Division of Health and Biomedical Informatics, Department of Preventive Medicine, Feinberg School of Medicine, Northwestern University, Chicago, Illinois, USA.
Division of Cardiology, Department of Medicine, Feinberg School of Medicine, Northwestern University, Chicago, Illinois, USA.
J Am Med Inform Assoc. 2023 Jan 18;30(2):340-347. doi: 10.1093/jamia/ocac225.
Clinical knowledge-enriched transformer models (eg, ClinicalBERT) have state-of-the-art results on clinical natural language processing (NLP) tasks. One of the core limitations of these transformer models is the substantial memory consumption due to their full self-attention mechanism, which leads to the performance degradation in long clinical texts. To overcome this, we propose to leverage long-sequence transformer models (eg, Longformer and BigBird), which extend the maximum input sequence length from 512 to 4096, to enhance the ability to model long-term dependencies in long clinical texts.

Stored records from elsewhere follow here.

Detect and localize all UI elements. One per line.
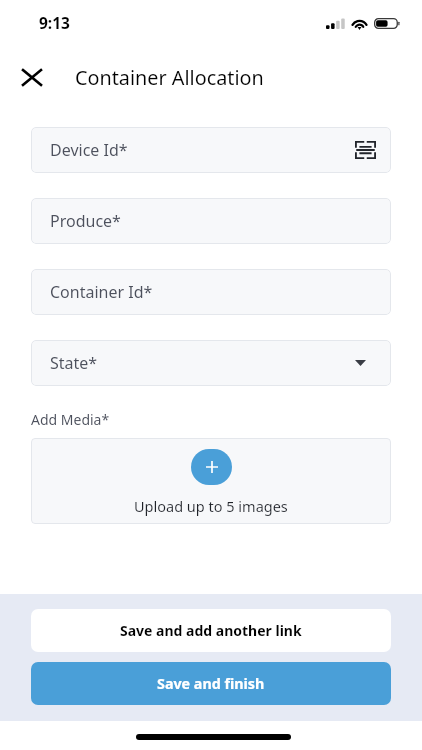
staticText: Save and finish bbox=[157, 674, 265, 693]
staticText: Device Id* bbox=[50, 139, 128, 161]
button[interactable]: Produce* bbox=[31, 198, 391, 244]
button[interactable]: Save and add another link bbox=[31, 609, 391, 652]
staticText: Produce* bbox=[50, 210, 121, 232]
button[interactable]: Device Id* bbox=[31, 127, 391, 173]
button[interactable]: Upload up to 5 images bbox=[31, 438, 391, 524]
button[interactable]: State* bbox=[31, 340, 391, 386]
button[interactable]: Container Id* bbox=[31, 269, 391, 315]
staticText: Add Media* bbox=[31, 410, 110, 429]
staticText: Container Id* bbox=[50, 281, 153, 303]
staticText: Upload up to 5 images bbox=[134, 496, 288, 516]
staticText: Save and add another link bbox=[120, 621, 302, 640]
button[interactable]: Save and finish bbox=[31, 662, 391, 705]
button[interactable]: Close bbox=[14, 59, 50, 95]
staticText: State* bbox=[50, 352, 98, 374]
staticText: Container Allocation bbox=[75, 64, 264, 91]
staticText: 9:13 bbox=[39, 12, 70, 33]
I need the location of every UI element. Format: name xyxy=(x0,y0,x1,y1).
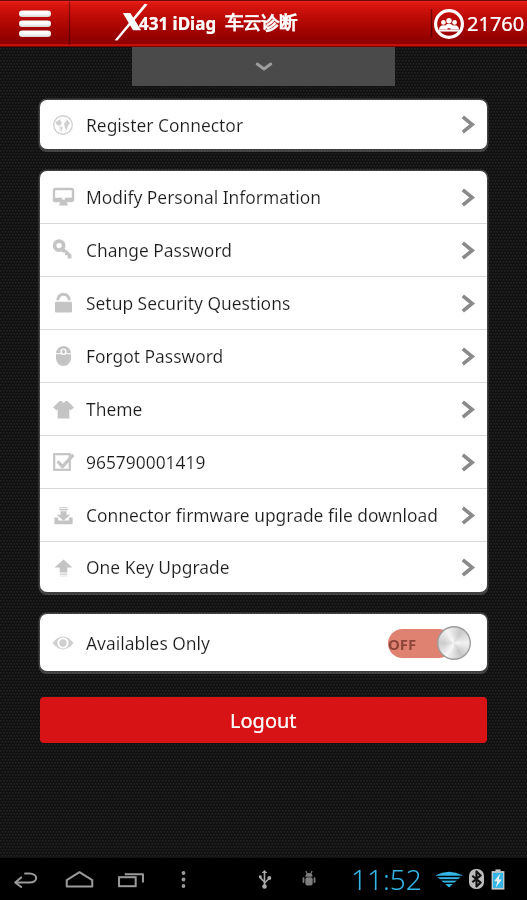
button[interactable]: Change Password xyxy=(40,224,487,276)
staticText: Modify Personal Information xyxy=(86,185,322,209)
staticText: Setup Security Questions xyxy=(86,291,291,315)
button[interactable]: Modify Personal Information xyxy=(40,171,487,223)
staticText: 965790001419 xyxy=(86,450,206,474)
staticText: Register Connector xyxy=(86,113,244,137)
staticText: Theme xyxy=(86,397,143,421)
button[interactable]: Register Connector xyxy=(40,100,487,149)
button[interactable]: Menu xyxy=(0,0,69,47)
button[interactable]: Recent apps xyxy=(111,858,151,900)
staticText: One Key Upgrade xyxy=(86,555,230,579)
button[interactable]: Online users 21760 xyxy=(433,0,525,47)
staticText: 21760 xyxy=(467,10,525,37)
button[interactable]: Availables Only xyxy=(40,614,487,671)
button[interactable]: Theme xyxy=(40,383,487,435)
button[interactable]: Connector firmware upgrade file download xyxy=(40,489,487,541)
button[interactable]: One Key Upgrade xyxy=(40,542,487,592)
staticText: 11:52 xyxy=(351,860,422,898)
staticText: Connector firmware upgrade file download xyxy=(86,503,438,527)
button[interactable]: Setup Security Questions xyxy=(40,277,487,329)
staticText: Logout xyxy=(230,707,297,734)
button[interactable]: Home xyxy=(59,858,99,900)
staticText: Forgot Password xyxy=(86,344,224,368)
button[interactable]: 965790001419 xyxy=(40,436,487,488)
staticText: 431 iDiag xyxy=(139,12,217,35)
button[interactable]: Back xyxy=(6,858,46,900)
button[interactable]: More options xyxy=(167,858,199,900)
button[interactable]: Logout xyxy=(40,697,487,743)
button[interactable]: Forgot Password xyxy=(40,330,487,382)
staticText: Change Password xyxy=(86,238,232,262)
staticText: Availables Only xyxy=(86,631,210,655)
staticText: 车云诊断 xyxy=(225,12,297,35)
button[interactable]: Expand account panel xyxy=(132,47,395,86)
staticText: OFF xyxy=(388,634,417,654)
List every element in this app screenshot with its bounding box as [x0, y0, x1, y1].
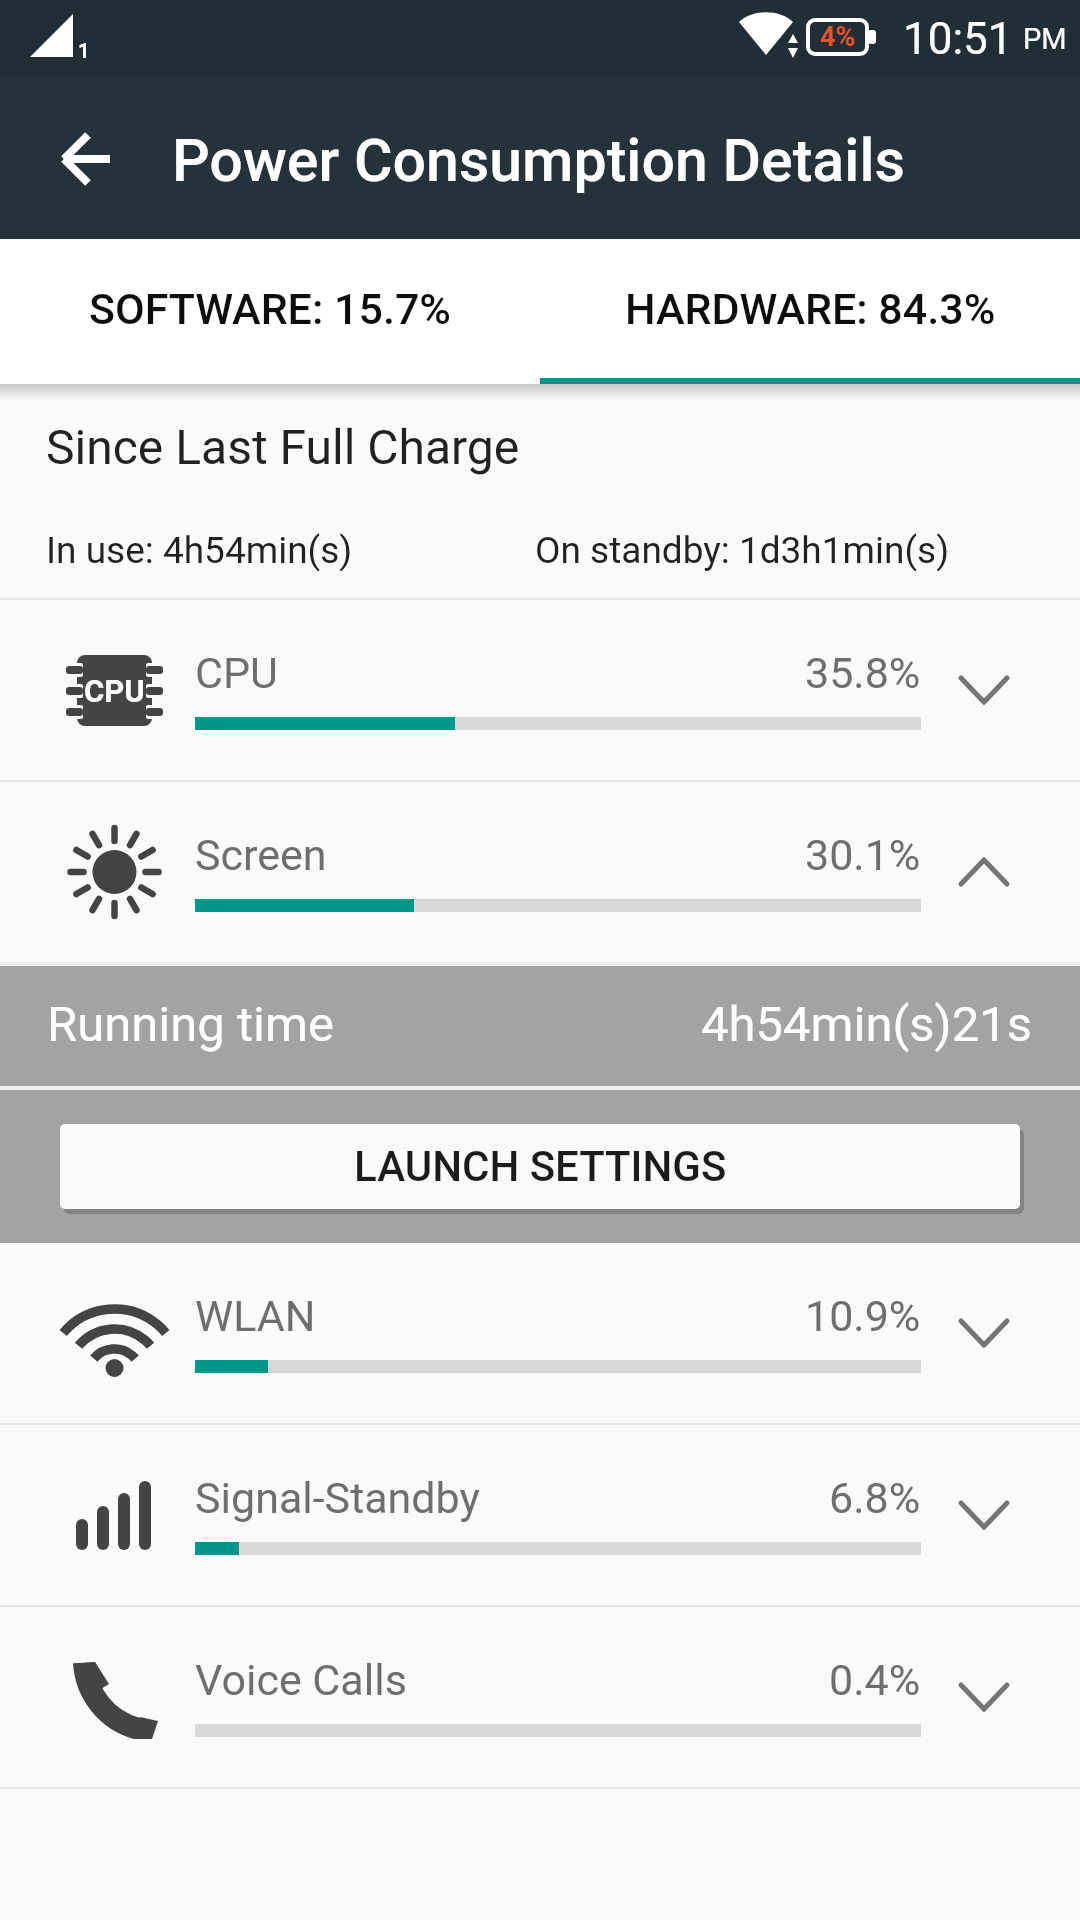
staticText: HARDWARE: 84.3% [625, 284, 996, 334]
button[interactable]: CPU [0, 600, 1080, 780]
button[interactable]: Voice Calls [0, 1607, 1080, 1787]
button[interactable]: Expand WLAN [936, 1243, 1032, 1423]
staticText: 10.9% [805, 1291, 921, 1341]
staticText: Signal-Standby [195, 1473, 480, 1523]
staticText: Voice Calls [195, 1655, 407, 1705]
button[interactable]: WLAN [0, 1243, 1080, 1423]
staticText: 1 [78, 39, 90, 62]
button[interactable]: Expand Voice Calls [936, 1607, 1032, 1787]
button[interactable]: Expand CPU [936, 600, 1032, 780]
staticText: 35.8% [805, 648, 921, 698]
staticText: On standby: 1d3h1min(s) [535, 529, 950, 572]
staticText: 0.4% [829, 1655, 921, 1705]
button[interactable]: LAUNCH SETTINGS [60, 1124, 1020, 1209]
button[interactable]: Screen [0, 782, 1080, 962]
staticText: CPU [195, 648, 278, 698]
button[interactable]: Expand Signal-Standby [936, 1425, 1032, 1605]
button[interactable]: Signal-Standby [0, 1425, 1080, 1605]
staticText: CPU [84, 673, 145, 709]
staticText: In use: 4h54min(s) [46, 529, 353, 572]
button[interactable]: Collapse Screen [936, 782, 1032, 962]
staticText: Since Last Full Charge [46, 419, 520, 475]
staticText: Running time [47, 996, 334, 1053]
staticText: Screen [195, 830, 327, 880]
staticText: PM [1023, 22, 1067, 56]
staticText: LAUNCH SETTINGS [354, 1142, 727, 1191]
button[interactable]: SOFTWARE: 15.7% [0, 239, 540, 378]
staticText: 30.1% [805, 830, 921, 880]
staticText: 10:51 [903, 13, 1013, 65]
staticText: 6.8% [829, 1473, 921, 1523]
button[interactable]: HARDWARE: 84.3% [540, 239, 1080, 378]
staticText: SOFTWARE: 15.7% [89, 284, 451, 334]
staticText: WLAN [195, 1291, 316, 1341]
staticText: Power Consumption Details [172, 126, 905, 195]
button[interactable]: Back [28, 78, 144, 239]
staticText: 4% [820, 21, 856, 53]
staticText: 4h54min(s)21s [701, 996, 1033, 1053]
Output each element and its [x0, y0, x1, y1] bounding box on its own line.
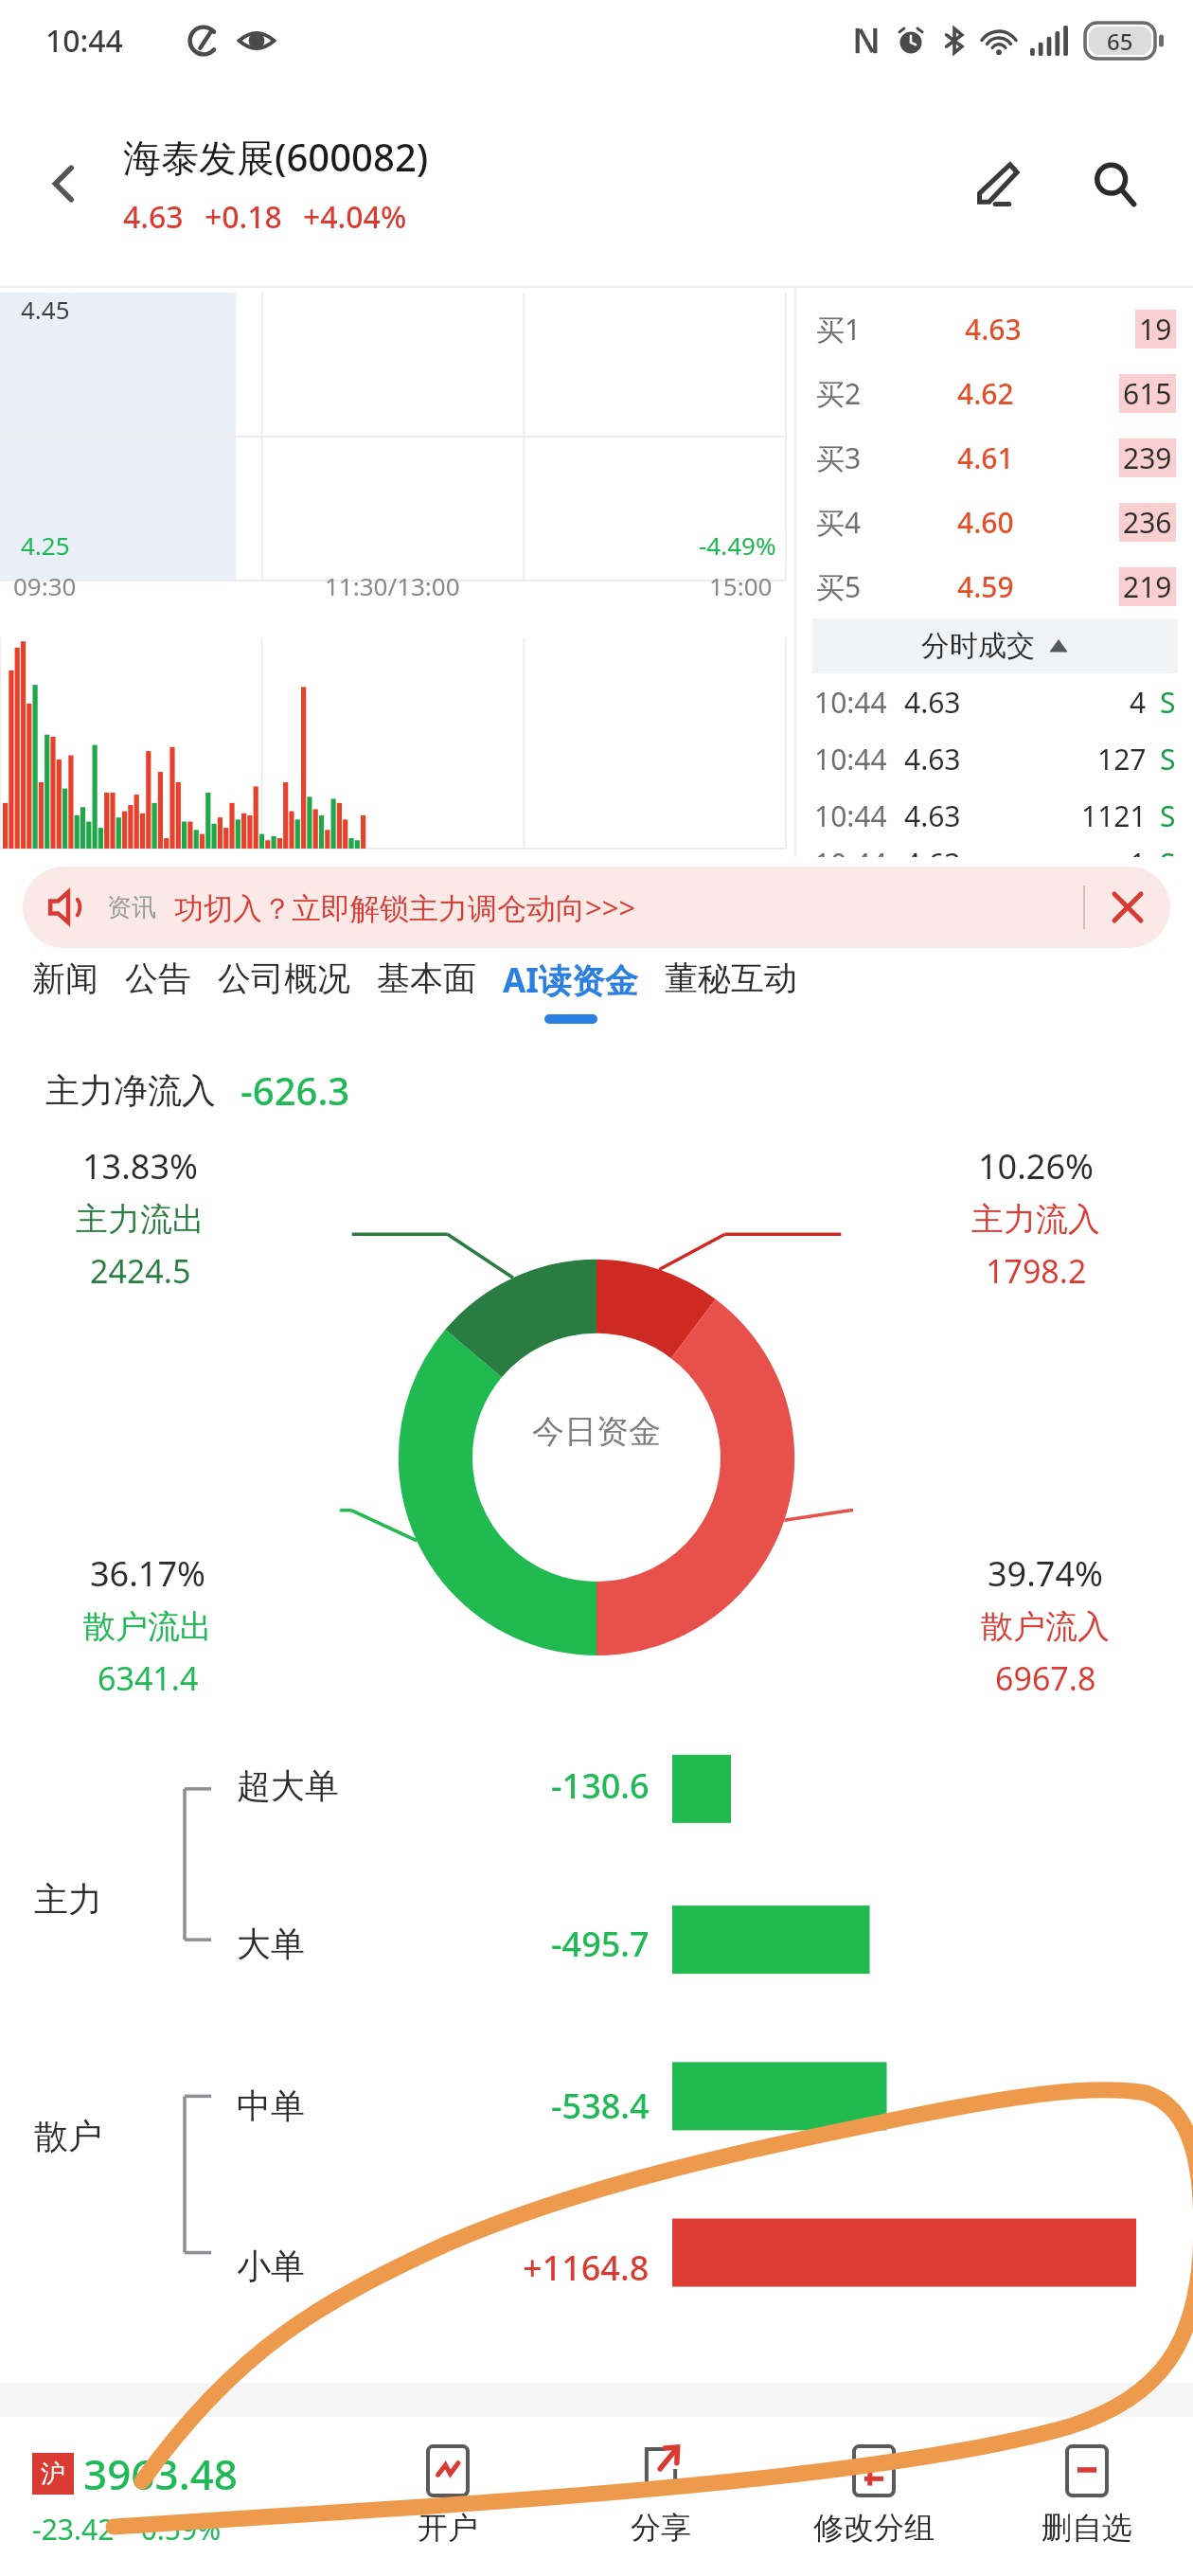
staticText: 4.63 [904, 740, 961, 778]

Inspired by the success of long-sequence transformer models and the fact that clinical notes are mostly long, we introduce 2 domain-enriched language models, Clinical-Longformer and Clinical-BigBird, which are pretrained on a large-scale clinical corpus. We evaluate both language models using 10 baseline tasks including named entity recognition, question answering, natural language inference, and document classification tasks.
The results demonstrate that Clinical-Longformer and Clinical-BigBird consistently and significantly outperform ClinicalBERT and other short-sequence transformers in all 10 downstream tasks and achieve new state-of-the-art results.
Our pretrained language models provide the bedrock for clinical NLP using long texts. We have made our source code available at https://github.com/luoyuanlab/Clinical-Longformer, and the pretrained models available for public download at: https://huggingface.co/yikuan8/Clinical-Longformer.
This study demonstrates that clinical knowledge-enriched long-sequence transformers are able to learn long-term dependencies in long clinical text. Our methods can also inspire the development of other domain-enriched long-sequence transformers.
临床知识增强型转换器模型(例如 ClinicalBERT)在临床自然语言处理(NLP)任务中取得了最先进的成果。这些转换器模型的核心局限性之一是由于其全自注意力机制而导致的大量内存消耗,这导致在长临床文本中性能下降。为了克服这一问题,我们建议利用长序列转换器模型(例如 Longformer 和 BigBird),将最大输入序列长度从 512 扩展到 4096,以增强对长临床文本中长时依赖关系建模的能力。
受长序列转换器模型成功的启发,以及临床笔记大多较长的事实,我们引入了 2 个领域增强型语言模型 Clinical-Longformer 和 Clinical-BigBird,它们是在大规模临床语料库上进行预训练的。我们使用包括命名实体识别、问答、自然语言推理和文档分类任务在内的 10 个基准任务来评估这两种语言模型。
结果表明,Clinical-Longformer 和 Clinical-BigBird 在所有 10 个下游任务中始终如一地显著优于 ClinicalBERT 和其他短序列转换器,并实现了新的最先进的结果。
我们的预训练语言模型为使用长文本进行临床 NLP 提供了基础。我们已经将源代码发布在 https://github.com/luoyuanlab/Clinical-Longformer 上,并在 https://huggingface.co/yikuan8/Clinical-Longformer 上提供了预训练模型供公众下载。
本研究表明,临床知识增强型长序列转换器能够学习长临床文本中的长时依赖关系。我们的方法还可以启发其他领域增强型长序列转换器的发展。